As batalhas contra os chefes são o ponto alto da experiência. P enfrenta máquinas colossais inspiradas em equipamentos de construção pesada, como tratores, escavadeiras e até um helicóptero. Inspirado por Shadow of the Colossus, os confrontos funcionam como puzzles de ação: é necessário escalar a estrutura do chefe enquanto ele se move, desviar de ataques e encontrar pontos específicos de metal para cravar a motosserra e rasgar a lataria inimiga até sua destruição.

Apesar do brilho dos chefes, o jogo peca na falta de variedade de inimigos comuns ao longo dos capítulos (pequenas escavadeiras e serras tornam-se repetitivas rapidamente e perdem o propósito). No entanto, o maior problema reside na inconsistência dos controles. Em desafios mais complexos que exigem precisão, como saltar de uma parede e agarrar uma barra atrás de você, o comando de pulo muitas vezes é interpretado como uma corrida pela parede, resultando em quedas fatais. A falta de responsividade imediata em transições rápidas de câmera e troca de superfícies gera mortes bobas que quebram o ritmo e frustram uma proposta que deveria ser cirúrgica.
Para quem gosta de explorar e completar tudo, o mapa esconde áreas secretas com robôs escondidos. Encontrar esses colecionáveis adiciona desafios opcionais de parkour e garante vidas extras valiosas para as lutas contra os chefes.
Pontos Positivos:
Identidade Visual e Atmosfera Únicas: A fusão de pixel art, low-poly e cenários liminares cria uma das direções de arte mais fascinantes e imersivas da cena indie recente.
Batalhas Contra Chefes Épicas: Os confrontos em grande escala capturam perfeitamente a essência de Shadow of the Colossus, transformando combates em quebra-cabeças verticais empolgantes.
Trilha Sonora: As composições de DnB e Jungle de Pizza Hotline casam perfeitamente com o ritmo frenético da jogabilidade de ação.

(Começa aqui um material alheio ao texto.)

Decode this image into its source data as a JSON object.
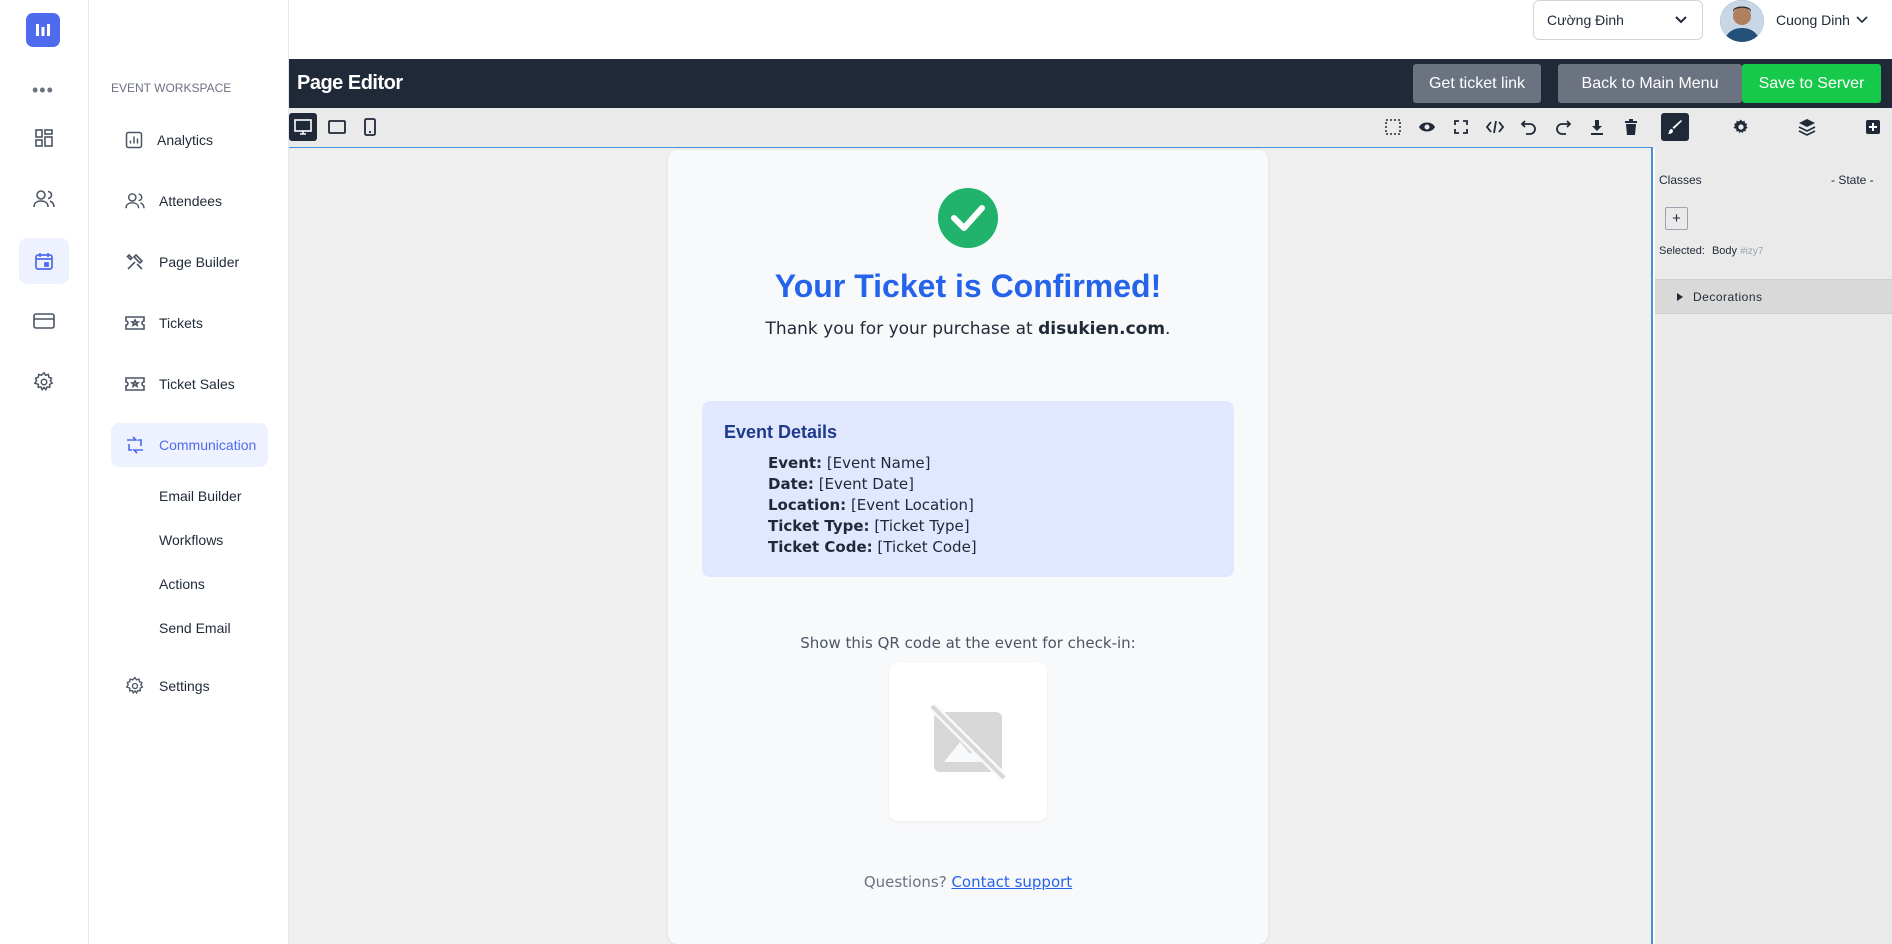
{
  "topbar": {
    "org_select": "Cường Đinh",
    "user_name": "Cuong Dinh"
  },
  "nav": {
    "section_title": "EVENT WORKSPACE",
    "items": [
      {
        "label": "Analytics"
      },
      {
        "label": "Attendees"
      },
      {
        "label": "Page Builder"
      },
      {
        "label": "Tickets"
      },
      {
        "label": "Ticket Sales"
      },
      {
        "label": "Communication"
      },
      {
        "label": "Settings"
      }
    ],
    "sub_items": [
      {
        "label": "Email Builder"
      },
      {
        "label": "Workflows"
      },
      {
        "label": "Actions"
      },
      {
        "label": "Send Email"
      }
    ]
  },
  "editor": {
    "title": "Page Editor",
    "get_ticket_link": "Get ticket link",
    "back_to_main": "Back to Main Menu",
    "save": "Save to Server"
  },
  "page": {
    "heading": "Your Ticket is Confirmed!",
    "thanks_prefix": "Thank you for your purchase at ",
    "thanks_site": "disukien.com",
    "thanks_suffix": ".",
    "details_title": "Event Details",
    "details": [
      {
        "key": "Event:",
        "value": " [Event Name]"
      },
      {
        "key": "Date:",
        "value": " [Event Date]"
      },
      {
        "key": "Location:",
        "value": " [Event Location]"
      },
      {
        "key": "Ticket Type:",
        "value": " [Ticket Type]"
      },
      {
        "key": "Ticket Code:",
        "value": " [Ticket Code]"
      }
    ],
    "qr_label": "Show this QR code at the event for check-in:",
    "questions": "Questions? ",
    "support_link": "Contact support"
  },
  "panel": {
    "classes": "Classes",
    "state": "- State -",
    "selected_label": "Selected:",
    "selected_value": "Body",
    "selected_id": "#izy7",
    "decorations": "Decorations"
  },
  "colors": {
    "accent": "#4f6bed",
    "heading_blue": "#2563eb",
    "save_green": "#16c94a",
    "editor_dark": "#1f2937",
    "success": "#21b26b"
  }
}
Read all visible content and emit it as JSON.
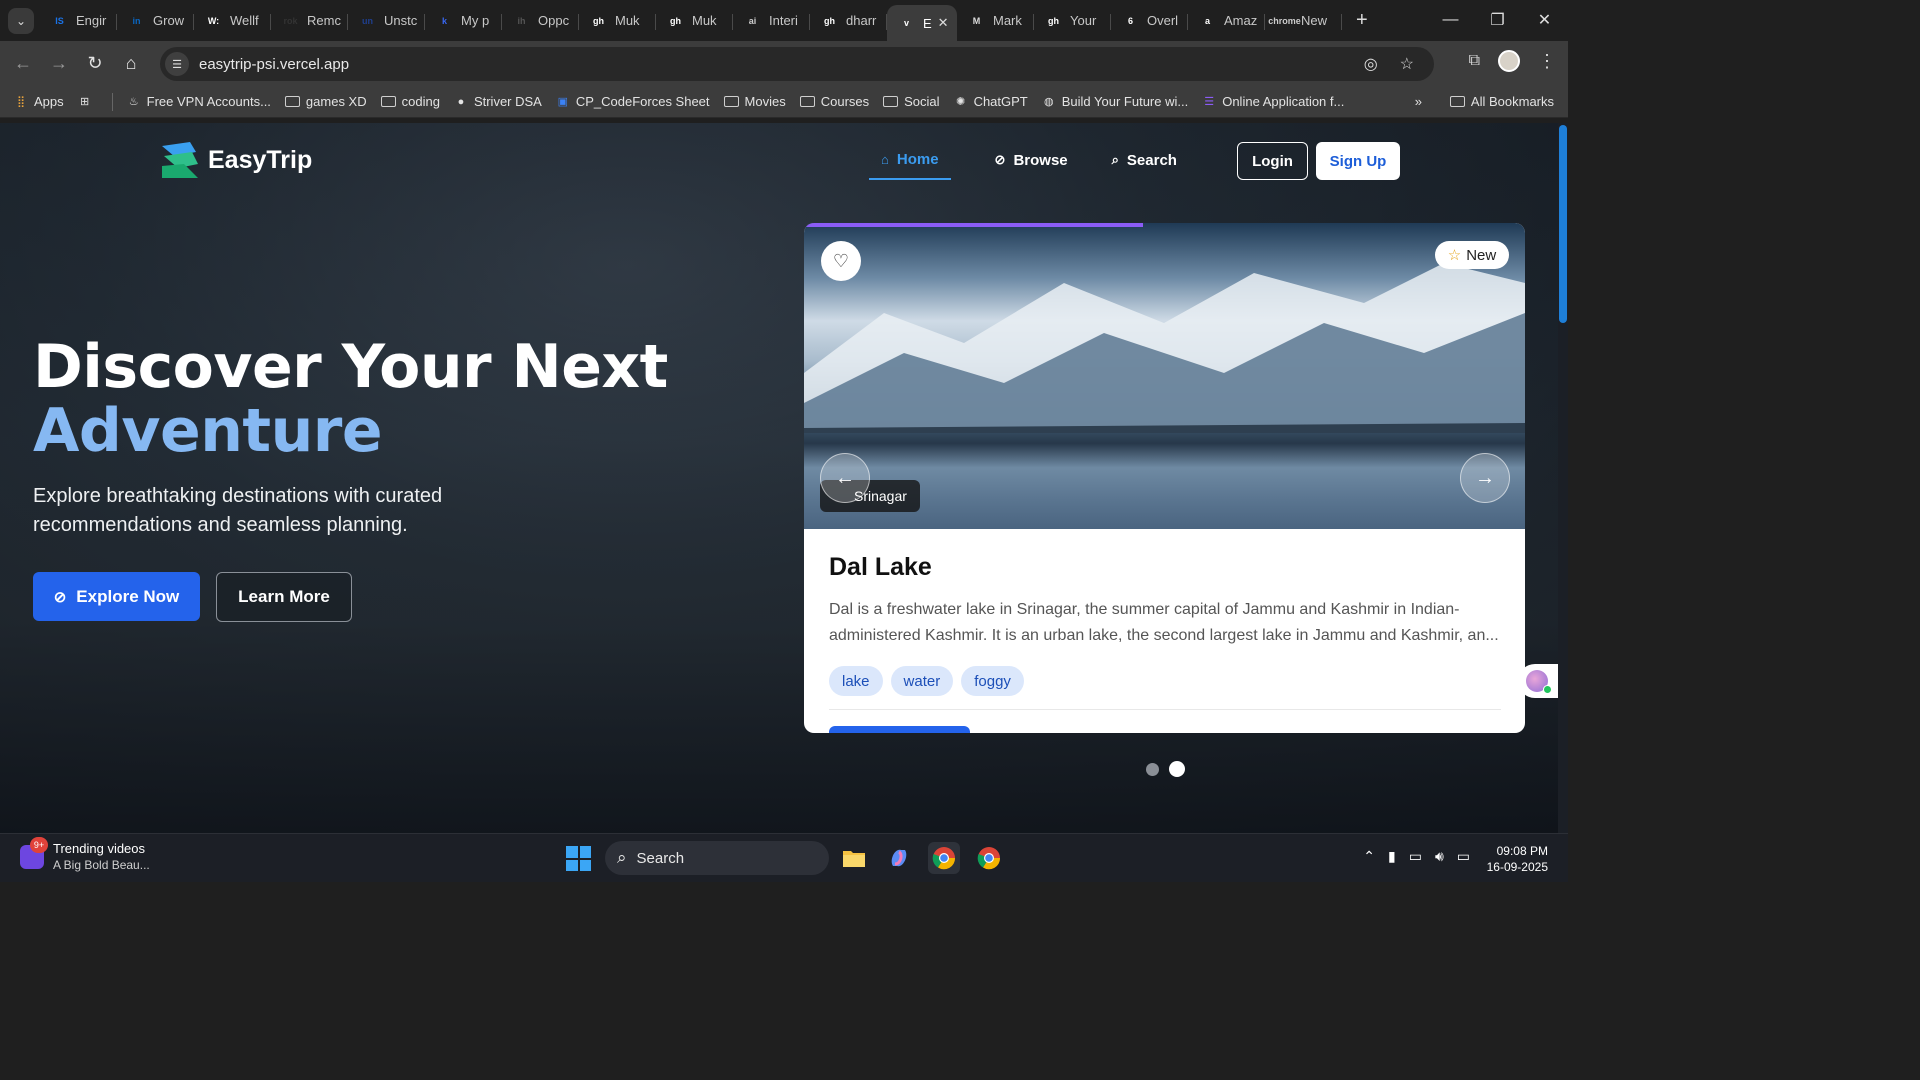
{
  "browser": {
    "tabs": [
      {
        "label": "Engir",
        "favicon": "IS",
        "color": "#1a73e8"
      },
      {
        "label": "Grow",
        "favicon": "in",
        "color": "#0a66c2"
      },
      {
        "label": "Wellf",
        "favicon": "W:",
        "color": "#ffffff"
      },
      {
        "label": "Remc",
        "favicon": "rok",
        "color": "#333333"
      },
      {
        "label": "Unstc",
        "favicon": "un",
        "color": "#1f3f8f"
      },
      {
        "label": "My p",
        "favicon": "k",
        "color": "#3867f0"
      },
      {
        "label": "Oppc",
        "favicon": "ih",
        "color": "#555555"
      },
      {
        "label": "Muk",
        "favicon": "gh",
        "color": "#ffffff"
      },
      {
        "label": "Muk",
        "favicon": "gh",
        "color": "#ffffff"
      },
      {
        "label": "Interi",
        "favicon": "ai",
        "color": "#cccccc"
      },
      {
        "label": "dharr",
        "favicon": "gh",
        "color": "#ffffff"
      },
      {
        "label": "E",
        "favicon": "v",
        "color": "#ffffff",
        "active": true
      },
      {
        "label": "Mark",
        "favicon": "M",
        "color": "#dddddd"
      },
      {
        "label": "Your",
        "favicon": "gh",
        "color": "#ffffff"
      },
      {
        "label": "Overl",
        "favicon": "6",
        "color": "#ffffff"
      },
      {
        "label": "Amaz",
        "favicon": "a",
        "color": "#ffffff"
      },
      {
        "label": "New",
        "favicon": "chrome",
        "color": "#cccccc"
      }
    ],
    "url": "easytrip-psi.vercel.app",
    "bookmarks": [
      {
        "label": "Apps",
        "type": "apps-icon"
      },
      {
        "label": "",
        "type": "grid-icon"
      },
      {
        "label": "Free VPN Accounts...",
        "type": "fire-icon"
      },
      {
        "label": "games XD",
        "type": "folder"
      },
      {
        "label": "coding",
        "type": "folder"
      },
      {
        "label": "Striver DSA",
        "type": "tuf-icon"
      },
      {
        "label": "CP_CodeForces Sheet",
        "type": "sheet-icon"
      },
      {
        "label": "Movies",
        "type": "folder"
      },
      {
        "label": "Courses",
        "type": "folder"
      },
      {
        "label": "Social",
        "type": "folder"
      },
      {
        "label": "ChatGPT",
        "type": "chatgpt-icon"
      },
      {
        "label": "Build Your Future wi...",
        "type": "globe-icon"
      },
      {
        "label": "Online Application f...",
        "type": "form-icon"
      }
    ],
    "all_bookmarks": "All Bookmarks"
  },
  "site": {
    "logo": "EasyTrip",
    "nav": {
      "home": "Home",
      "browse": "Browse",
      "search": "Search",
      "login": "Login",
      "signup": "Sign Up"
    },
    "hero": {
      "title_line1": "Discover Your Next",
      "title_line2": "Adventure",
      "subtitle": "Explore breathtaking destinations with curated recommendations and seamless planning.",
      "explore": "Explore Now",
      "learn": "Learn More"
    },
    "card": {
      "badge": "New",
      "location": "Srinagar",
      "title": "Dal Lake",
      "description": "Dal is a freshwater lake in Srinagar, the summer capital of Jammu and Kashmir in Indian-administered Kashmir. It is an urban lake, the second largest lake in Jammu and Kashmir, an...",
      "tags": [
        "lake",
        "water",
        "foggy"
      ],
      "progress": 0.47
    },
    "carousel": {
      "count": 2,
      "active": 2
    }
  },
  "taskbar": {
    "news_badge": "9+",
    "news_title": "Trending videos",
    "news_sub": "A Big Bold Beau...",
    "search": "Search",
    "time": "09:08 PM",
    "date": "16-09-2025"
  },
  "colors": {
    "accent": "#2463eb",
    "hero_accent": "#86b8f2",
    "nav_active": "#3b9cf0",
    "tag_bg": "#dbe7fb"
  }
}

Integração Mecânica: A motosserra como ferramenta de combate e locomoção confere uma assinatura única ao fluxo de parkour.
- Exploração Recompensadora: Áreas secretas e desafios opcionais ajudam a expandir a longevidade da experiência.
- Integração Mecânica: A motosserra como ferramenta de combate e locomoção confere uma assinatura única ao fluxo de parkour.